In a statement after the decisions, Biden said when he first called for mandates that 90 million Americans were unvaccinated. Today there are less than 35 million of them.
“If my administration had not set vaccination requirements, we would now have more deaths than COVID-19 and even more hospitalizations,” he said.
The mandate for the companies, he said, was a “very modest burden” because it did not require vaccination, but vaccination or testing.
But Karen Harned, executive director of the National Federation of Independent Companies’ Small Business Legal Center, welcomed the verdict.
“While small businesses are trying to recover after nearly two years of significant business interruptions, the last thing they need is a mandate that would cause more business challenges,” she said.
The NFIB is one of the original prosecutors who challenged the mandate.
Dr Anthony Kreis, a professor of constitutional law at Atlanta State University in Atlanta, said the ruling showed that “the court does not understand the incomparable situation created by the pandemic and unnecessarily complicates the work of the government.
“It’s hard to imagine a situation where swift action is needed from a public health emergency, which most courts don’t seem to appreciate.”
The American Medical Association seems to agree. Welcoming the decision on the health care mandate, association president Gerald Harmon, MD, said in a statement that he was “deeply disappointed that the Court blocked the Emergency Occupational Safety and Health Administration’s temporary standard for vaccination against COVID-19 and testing for large companies from going forward.”

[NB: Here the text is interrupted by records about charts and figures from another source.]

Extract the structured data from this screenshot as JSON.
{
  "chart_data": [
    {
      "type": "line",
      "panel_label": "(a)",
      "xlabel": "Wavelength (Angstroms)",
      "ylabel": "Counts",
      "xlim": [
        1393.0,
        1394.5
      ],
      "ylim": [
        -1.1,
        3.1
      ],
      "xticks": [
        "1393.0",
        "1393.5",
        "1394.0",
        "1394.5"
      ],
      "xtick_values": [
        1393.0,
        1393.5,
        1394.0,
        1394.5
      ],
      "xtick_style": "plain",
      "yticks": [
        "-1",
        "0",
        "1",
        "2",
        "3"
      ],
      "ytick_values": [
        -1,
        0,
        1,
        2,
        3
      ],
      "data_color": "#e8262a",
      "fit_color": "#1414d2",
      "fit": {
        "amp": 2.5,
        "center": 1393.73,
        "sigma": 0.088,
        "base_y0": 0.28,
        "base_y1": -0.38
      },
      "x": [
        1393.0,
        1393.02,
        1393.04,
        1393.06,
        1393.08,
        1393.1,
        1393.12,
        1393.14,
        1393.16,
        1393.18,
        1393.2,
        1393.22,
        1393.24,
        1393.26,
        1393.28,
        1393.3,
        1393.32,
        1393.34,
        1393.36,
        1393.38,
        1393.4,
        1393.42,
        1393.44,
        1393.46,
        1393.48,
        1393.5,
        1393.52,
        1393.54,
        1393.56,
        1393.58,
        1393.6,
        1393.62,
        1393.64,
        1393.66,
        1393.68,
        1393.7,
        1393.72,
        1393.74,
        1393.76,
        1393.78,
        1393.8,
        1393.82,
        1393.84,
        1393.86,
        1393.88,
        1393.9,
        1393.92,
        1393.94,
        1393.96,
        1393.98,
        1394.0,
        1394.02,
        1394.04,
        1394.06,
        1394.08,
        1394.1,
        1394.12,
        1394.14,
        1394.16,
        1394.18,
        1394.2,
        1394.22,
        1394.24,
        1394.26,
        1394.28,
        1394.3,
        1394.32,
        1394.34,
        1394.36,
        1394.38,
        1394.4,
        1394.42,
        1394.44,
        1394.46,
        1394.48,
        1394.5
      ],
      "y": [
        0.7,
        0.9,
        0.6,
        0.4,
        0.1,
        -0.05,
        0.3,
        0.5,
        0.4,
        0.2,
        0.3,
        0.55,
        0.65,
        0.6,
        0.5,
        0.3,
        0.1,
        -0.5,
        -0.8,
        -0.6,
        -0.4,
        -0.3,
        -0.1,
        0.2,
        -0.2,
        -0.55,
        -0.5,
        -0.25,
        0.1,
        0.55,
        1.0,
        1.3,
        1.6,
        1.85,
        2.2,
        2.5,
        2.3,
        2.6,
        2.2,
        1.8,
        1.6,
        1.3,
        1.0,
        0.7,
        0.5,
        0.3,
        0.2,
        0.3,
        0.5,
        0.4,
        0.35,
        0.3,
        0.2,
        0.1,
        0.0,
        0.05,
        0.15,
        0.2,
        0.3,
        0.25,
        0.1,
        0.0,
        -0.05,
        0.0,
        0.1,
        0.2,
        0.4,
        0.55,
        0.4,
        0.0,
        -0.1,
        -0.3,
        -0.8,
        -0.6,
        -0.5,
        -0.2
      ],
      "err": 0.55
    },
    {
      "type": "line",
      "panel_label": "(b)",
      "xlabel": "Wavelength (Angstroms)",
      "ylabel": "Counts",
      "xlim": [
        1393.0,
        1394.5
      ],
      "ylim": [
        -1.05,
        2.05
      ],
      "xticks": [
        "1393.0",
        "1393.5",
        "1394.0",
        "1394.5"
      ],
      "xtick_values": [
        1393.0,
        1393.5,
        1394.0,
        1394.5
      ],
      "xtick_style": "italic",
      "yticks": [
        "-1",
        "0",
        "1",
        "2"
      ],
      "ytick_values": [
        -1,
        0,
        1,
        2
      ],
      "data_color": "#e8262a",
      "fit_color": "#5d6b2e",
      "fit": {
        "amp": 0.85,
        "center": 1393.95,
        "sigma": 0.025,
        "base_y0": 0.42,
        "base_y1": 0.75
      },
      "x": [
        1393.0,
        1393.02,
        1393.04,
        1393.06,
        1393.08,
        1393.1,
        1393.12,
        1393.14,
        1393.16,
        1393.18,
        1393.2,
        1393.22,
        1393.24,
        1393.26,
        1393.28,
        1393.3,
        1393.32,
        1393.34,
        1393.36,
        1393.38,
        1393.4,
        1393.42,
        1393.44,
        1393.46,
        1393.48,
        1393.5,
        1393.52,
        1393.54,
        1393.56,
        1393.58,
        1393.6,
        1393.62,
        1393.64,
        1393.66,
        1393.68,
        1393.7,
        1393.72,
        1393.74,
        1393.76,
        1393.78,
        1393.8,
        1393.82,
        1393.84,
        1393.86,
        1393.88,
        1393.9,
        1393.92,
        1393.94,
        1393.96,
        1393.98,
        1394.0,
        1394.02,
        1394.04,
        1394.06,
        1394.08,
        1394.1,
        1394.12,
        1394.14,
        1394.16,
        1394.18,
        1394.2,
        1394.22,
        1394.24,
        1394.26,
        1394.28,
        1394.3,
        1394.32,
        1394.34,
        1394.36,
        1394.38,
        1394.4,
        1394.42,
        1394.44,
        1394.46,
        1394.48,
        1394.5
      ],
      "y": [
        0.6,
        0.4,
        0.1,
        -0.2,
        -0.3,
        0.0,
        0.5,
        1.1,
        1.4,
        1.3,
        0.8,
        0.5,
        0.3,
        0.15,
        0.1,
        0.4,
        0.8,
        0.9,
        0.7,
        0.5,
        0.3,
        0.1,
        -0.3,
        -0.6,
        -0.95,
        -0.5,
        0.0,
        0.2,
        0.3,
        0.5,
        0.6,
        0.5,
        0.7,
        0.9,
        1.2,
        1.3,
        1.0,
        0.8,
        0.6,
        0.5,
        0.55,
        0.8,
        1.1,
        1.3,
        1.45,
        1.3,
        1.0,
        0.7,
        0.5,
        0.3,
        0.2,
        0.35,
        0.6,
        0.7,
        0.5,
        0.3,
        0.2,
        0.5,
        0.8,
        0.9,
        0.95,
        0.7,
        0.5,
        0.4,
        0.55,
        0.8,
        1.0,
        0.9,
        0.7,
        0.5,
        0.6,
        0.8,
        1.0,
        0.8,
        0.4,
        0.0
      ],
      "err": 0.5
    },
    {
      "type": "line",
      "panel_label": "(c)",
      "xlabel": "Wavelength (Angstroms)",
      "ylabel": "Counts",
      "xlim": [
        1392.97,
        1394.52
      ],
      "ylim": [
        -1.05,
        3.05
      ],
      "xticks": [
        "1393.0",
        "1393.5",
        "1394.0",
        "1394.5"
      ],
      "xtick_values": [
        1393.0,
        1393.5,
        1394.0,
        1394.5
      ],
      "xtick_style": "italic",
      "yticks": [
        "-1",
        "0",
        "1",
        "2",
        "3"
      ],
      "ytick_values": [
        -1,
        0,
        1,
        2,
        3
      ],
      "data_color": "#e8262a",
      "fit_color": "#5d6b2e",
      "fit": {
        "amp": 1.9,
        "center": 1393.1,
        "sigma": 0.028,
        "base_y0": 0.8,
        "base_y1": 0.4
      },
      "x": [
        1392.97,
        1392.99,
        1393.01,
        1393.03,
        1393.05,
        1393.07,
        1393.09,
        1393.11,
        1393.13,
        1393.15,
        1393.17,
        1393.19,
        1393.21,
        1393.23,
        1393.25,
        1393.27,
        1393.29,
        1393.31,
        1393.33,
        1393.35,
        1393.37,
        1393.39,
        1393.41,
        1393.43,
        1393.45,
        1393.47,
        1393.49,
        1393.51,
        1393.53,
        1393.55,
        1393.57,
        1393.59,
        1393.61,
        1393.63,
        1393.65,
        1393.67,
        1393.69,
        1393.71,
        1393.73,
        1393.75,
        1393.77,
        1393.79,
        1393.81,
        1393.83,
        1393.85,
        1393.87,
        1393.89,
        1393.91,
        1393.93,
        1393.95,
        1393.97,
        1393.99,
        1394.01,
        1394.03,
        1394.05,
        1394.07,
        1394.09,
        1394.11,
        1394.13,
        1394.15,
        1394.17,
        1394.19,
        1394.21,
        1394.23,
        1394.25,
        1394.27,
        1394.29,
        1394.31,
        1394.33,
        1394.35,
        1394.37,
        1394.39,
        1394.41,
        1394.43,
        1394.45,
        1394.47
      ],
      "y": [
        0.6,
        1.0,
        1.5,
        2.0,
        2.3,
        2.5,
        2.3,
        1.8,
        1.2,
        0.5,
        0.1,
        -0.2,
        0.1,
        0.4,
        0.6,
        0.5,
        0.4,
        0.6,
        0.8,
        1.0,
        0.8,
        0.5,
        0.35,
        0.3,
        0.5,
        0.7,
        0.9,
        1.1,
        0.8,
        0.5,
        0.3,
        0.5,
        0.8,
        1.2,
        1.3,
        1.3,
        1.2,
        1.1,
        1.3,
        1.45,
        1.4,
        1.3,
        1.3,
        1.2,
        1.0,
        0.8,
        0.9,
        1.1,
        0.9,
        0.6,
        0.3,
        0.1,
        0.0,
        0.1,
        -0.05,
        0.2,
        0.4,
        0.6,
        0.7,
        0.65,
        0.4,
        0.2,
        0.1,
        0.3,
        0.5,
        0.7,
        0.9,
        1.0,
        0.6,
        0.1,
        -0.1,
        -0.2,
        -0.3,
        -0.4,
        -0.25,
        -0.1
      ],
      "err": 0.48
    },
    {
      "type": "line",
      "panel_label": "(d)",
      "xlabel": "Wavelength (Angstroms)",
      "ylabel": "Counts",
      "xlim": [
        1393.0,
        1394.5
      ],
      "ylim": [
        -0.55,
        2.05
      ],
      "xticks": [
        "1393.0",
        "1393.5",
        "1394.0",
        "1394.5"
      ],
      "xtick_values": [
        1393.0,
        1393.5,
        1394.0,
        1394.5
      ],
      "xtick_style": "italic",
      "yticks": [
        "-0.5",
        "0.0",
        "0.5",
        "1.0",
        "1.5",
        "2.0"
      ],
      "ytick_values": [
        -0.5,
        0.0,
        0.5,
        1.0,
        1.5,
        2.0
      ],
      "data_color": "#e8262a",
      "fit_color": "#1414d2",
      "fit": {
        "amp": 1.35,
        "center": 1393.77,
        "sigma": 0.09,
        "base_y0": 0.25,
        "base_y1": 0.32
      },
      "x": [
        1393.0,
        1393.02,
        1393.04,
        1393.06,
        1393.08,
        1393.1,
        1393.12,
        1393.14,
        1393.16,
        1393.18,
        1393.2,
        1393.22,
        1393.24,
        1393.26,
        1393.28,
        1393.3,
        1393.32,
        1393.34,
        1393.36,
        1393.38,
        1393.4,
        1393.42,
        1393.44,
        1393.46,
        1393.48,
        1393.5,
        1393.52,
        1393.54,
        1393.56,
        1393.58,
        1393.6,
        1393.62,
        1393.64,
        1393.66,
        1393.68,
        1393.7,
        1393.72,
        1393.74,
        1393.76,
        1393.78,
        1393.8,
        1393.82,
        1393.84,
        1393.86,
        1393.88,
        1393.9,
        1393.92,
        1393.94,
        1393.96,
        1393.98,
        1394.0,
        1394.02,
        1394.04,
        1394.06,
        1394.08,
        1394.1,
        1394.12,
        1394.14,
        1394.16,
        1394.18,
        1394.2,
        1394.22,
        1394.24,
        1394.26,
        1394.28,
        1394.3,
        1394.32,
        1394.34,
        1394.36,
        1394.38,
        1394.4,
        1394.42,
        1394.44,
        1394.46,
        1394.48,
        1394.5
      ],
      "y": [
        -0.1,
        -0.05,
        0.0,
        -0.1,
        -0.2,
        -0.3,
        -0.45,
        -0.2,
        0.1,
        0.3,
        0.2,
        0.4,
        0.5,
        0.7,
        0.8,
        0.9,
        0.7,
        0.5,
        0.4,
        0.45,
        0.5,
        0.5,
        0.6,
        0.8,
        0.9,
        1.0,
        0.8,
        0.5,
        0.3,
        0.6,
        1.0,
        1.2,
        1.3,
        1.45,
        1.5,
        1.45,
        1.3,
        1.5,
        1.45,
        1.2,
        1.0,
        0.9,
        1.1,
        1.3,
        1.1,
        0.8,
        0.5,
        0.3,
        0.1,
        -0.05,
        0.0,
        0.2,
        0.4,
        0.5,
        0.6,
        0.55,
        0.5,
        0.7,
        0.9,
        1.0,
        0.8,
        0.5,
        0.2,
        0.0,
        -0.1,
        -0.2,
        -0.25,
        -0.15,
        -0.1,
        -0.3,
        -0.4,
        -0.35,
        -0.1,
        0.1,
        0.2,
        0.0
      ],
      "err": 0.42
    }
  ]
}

“Workplace transfer has been a major factor in the spread of COVID-19,” Harmon said. “Now more than ever, workers in all environments across the country need common sense, evidence-based protection against COVID-19 infection, hospitalization and death – especially those who are immunocompromised or unable to be vaccinated due to health conditions.”
Although the Biden administration claimed that COVID-19 was a “hazard at work” and therefore under OSHA’s authority to regulate, the court said it disagreed.
“Although COVID-19 is a risk that occurs in many workplaces, it is not an occupational hazard in most. COVID-19 can spread and is spreading at home, in schools, during sporting events and everywhere people gather, ”the judges wrote.
That kind of universal risk, they said, “is no different from the everyday dangers everyone faces from crime, air pollution, or any number of infectious diseases.”
But in their disagreement, Judges Stephen Breyer, Sonia Sotomayor and Elena Kagan said COVID-19 is spreading “indoors, causing damage in almost all work environments. And in these environments, more than any other, individuals have little control, and therefore little capacity to mitigate risk. ”
This means, says the minority, that COVID-19 is a “threat in the work environment”.
OSHA, they said, has a mandate to “protect employees” from “serious hazards” from “new hazards” or exposure to harmful agents. COVID-19 certainly qualifies as such.
“The court order is seriously misapplying applicable legal standards,” the disagreement said. “And thus it disables the federal government’s ability to counter the incomparable threat that COVID-19 poses to our country’s workers.”
Supporting the mandate of the vaccine for health workers, the court said that the request of the Ministry of Health and Social Services is within the competence of the agency.
“After all, ensuring that service providers take steps to avoid transmitting a dangerous virus to their patients is in line with a fundamental principle of the medical profession: first, it does no harm,” the judges wrote.
Disagreeing with the majority, Judges Clarence Thomas, Samuel Alito, Neil Gorsuch and Amy Cohen Barrett said Congress never intended the department to have such power.
“It simply came to our notice then [HHS] the power to impose a national vaccine mandate, and consequently change the state-federal balance, I would make that clear. No, “the judges wrote.